Alibaba will partner with Apple to support iPhone AI services in China, its chairman said on Thursday.
The agreement comes as Apple looks to boost smartphone sales in a key market where it faces growing competition from domestic manufacturers.
Alibaba Chairman Joseph Tsai said the company was selected after Apple held discussions with multiple Chinese tech firms, including Baidu, ByteDance, and Tencent.
“They talked to a number of companies in China. In the end, they chose to do business with us. They want to use our AI to power their phones. We feel extremely honoured to do business with a great company like Apple,” Tsai said at the World Government Summit in Dubai.

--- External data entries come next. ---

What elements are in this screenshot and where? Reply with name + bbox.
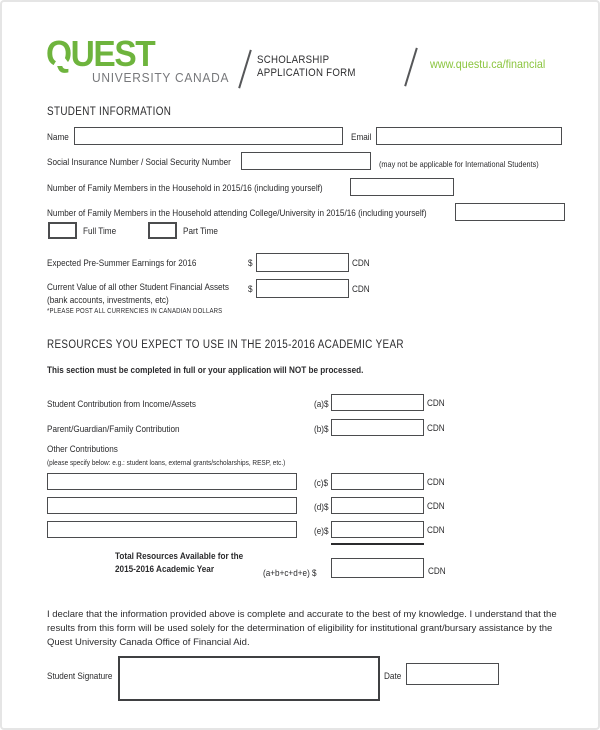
full-time-label: Full Time (83, 226, 117, 237)
earnings-label: Expected Pre-Summer Earnings for 2016 (47, 258, 197, 269)
sin-input[interactable] (241, 152, 371, 170)
earnings-dollar-sign: $ (248, 258, 253, 269)
part-time-label: Part Time (183, 226, 218, 237)
email-label: Email (351, 132, 372, 143)
part-time-checkbox[interactable] (148, 222, 177, 239)
quest-logo-word: QUEST (46, 33, 155, 74)
total-currency-label: CDN (428, 566, 446, 577)
total-resources-input[interactable] (331, 558, 424, 578)
other-contributions-note: (please specify below: e.g.: student loans, external grants/scholarships, RESP, etc.) (47, 458, 286, 467)
student-signature-label: Student Signature (47, 671, 113, 682)
resources-warning: This section must be completed in full or your application will NOT be processed. (47, 365, 364, 376)
quest-logo (46, 33, 230, 90)
contribution-e-prefix: (e)$ (314, 526, 329, 537)
total-label-line2: 2015-2016 Academic Year (115, 564, 215, 575)
form-title-line2: APPLICATION FORM (257, 67, 356, 79)
earnings-input[interactable] (256, 253, 349, 272)
section-heading-resources: RESOURCES YOU EXPECT TO USE IN THE 2015-2016 ACADEMIC YEAR (47, 339, 404, 351)
contribution-e-currency-label: CDN (427, 525, 445, 536)
assets-dollar-sign: $ (248, 284, 253, 295)
contribution-b-prefix: (b)$ (314, 424, 329, 435)
student-signature-field[interactable] (118, 656, 380, 701)
website-link[interactable]: www.questu.ca/financial (430, 57, 546, 71)
contribution-a-prefix: (a)$ (314, 399, 329, 410)
other-description-3-input[interactable] (47, 521, 297, 538)
total-sum-line (331, 543, 424, 545)
contribution-b-input[interactable] (331, 419, 424, 436)
assets-label-line2: (bank accounts, investments, etc) (47, 295, 169, 306)
earnings-currency-label: CDN (352, 258, 370, 269)
total-formula-prefix: (a+b+c+d+e) $ (263, 568, 317, 579)
contribution-d-prefix: (d)$ (314, 502, 329, 513)
section-heading-student-info: STUDENT INFORMATION (47, 106, 172, 118)
date-field[interactable] (406, 663, 499, 685)
contribution-b-label: Parent/Guardian/Family Contribution (47, 424, 180, 435)
name-label: Name (47, 132, 69, 143)
household-count-label: Number of Family Members in the Household in 2015/16 (including yourself) (47, 183, 323, 194)
other-description-1-input[interactable] (47, 473, 297, 490)
sin-label: Social Insurance Number / Social Security Number (47, 157, 231, 168)
form-title-line1: SCHOLARSHIP (257, 54, 330, 66)
attending-count-input[interactable] (455, 203, 565, 221)
slash-divider-icon (404, 48, 417, 87)
contribution-c-currency-label: CDN (427, 477, 445, 488)
contribution-d-input[interactable] (331, 497, 424, 514)
assets-input[interactable] (256, 279, 349, 298)
contribution-a-input[interactable] (331, 394, 424, 411)
currency-note: *PLEASE POST ALL CURRENCIES IN CANADIAN DOLLARS (47, 308, 223, 315)
attending-count-label: Number of Family Members in the Household attending College/University in 2015/16 (including yourself) (47, 208, 427, 219)
form-title (257, 54, 356, 80)
assets-currency-label: CDN (352, 284, 370, 295)
date-label: Date (384, 671, 402, 682)
full-time-checkbox[interactable] (48, 222, 77, 239)
contribution-d-currency-label: CDN (427, 501, 445, 512)
contribution-e-input[interactable] (331, 521, 424, 538)
other-description-2-input[interactable] (47, 497, 297, 514)
household-count-input[interactable] (350, 178, 454, 196)
contribution-a-currency-label: CDN (427, 398, 445, 409)
email-input[interactable] (376, 127, 562, 145)
assets-label-line1: Current Value of all other Student Financial Assets (47, 282, 229, 293)
contribution-c-input[interactable] (331, 473, 424, 490)
total-label-line1: Total Resources Available for the (115, 551, 244, 562)
name-input[interactable] (74, 127, 343, 145)
quest-logo-subtitle: UNIVERSITY CANADA (92, 70, 230, 85)
slash-divider-icon (238, 50, 251, 89)
declaration-text: I declare that the information provided above is complete and accurate to the best of my knowledge. I understand that the results from this form will be used solely for the determination of eligibility for institutional grant/bursary assistance by the Quest University Canada Office of Financial Aid. (47, 609, 557, 648)
sin-note: (may not be applicable for International Students) (379, 159, 539, 169)
mountain-icon (53, 53, 71, 66)
contribution-c-prefix: (c)$ (314, 478, 329, 489)
contribution-b-currency-label: CDN (427, 423, 445, 434)
other-contributions-heading: Other Contributions (47, 444, 118, 455)
contribution-a-label: Student Contribution from Income/Assets (47, 399, 196, 410)
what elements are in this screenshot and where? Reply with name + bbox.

Apple has integrated its proprietary Apple Intelligence and OpenAI’s ChatGPT into iPhones outside China, but Tsai did not confirm whether the Alibaba partnership would follow a similar model. In China, consumer-facing AI services require regulatory approval, and reports indicate that Alibaba and Apple have already submitted materials to authorities.
Alibaba’s Hong Kong-listed shares rose as much as 9.2% to HK$124.3, their highest since January 2022, before closing up 2.6%. Apple did not immediately respond to a request for comment.
The AI integration comes as Apple’s iPhone sales decline in China, where it lost its position as the country’s top smartphone vendor. For its fiscal first quarter ended Dec. 28, Apple’s Greater China sales fell 11% to $18.51 billion.
Alibaba has gained investor attention in early 2025, with its stock rising over 40% this year. In late January, the company launched an updated version of its Qwen 2.5 AI model, which it claims surpasses the functionality of DeepSeek-V3.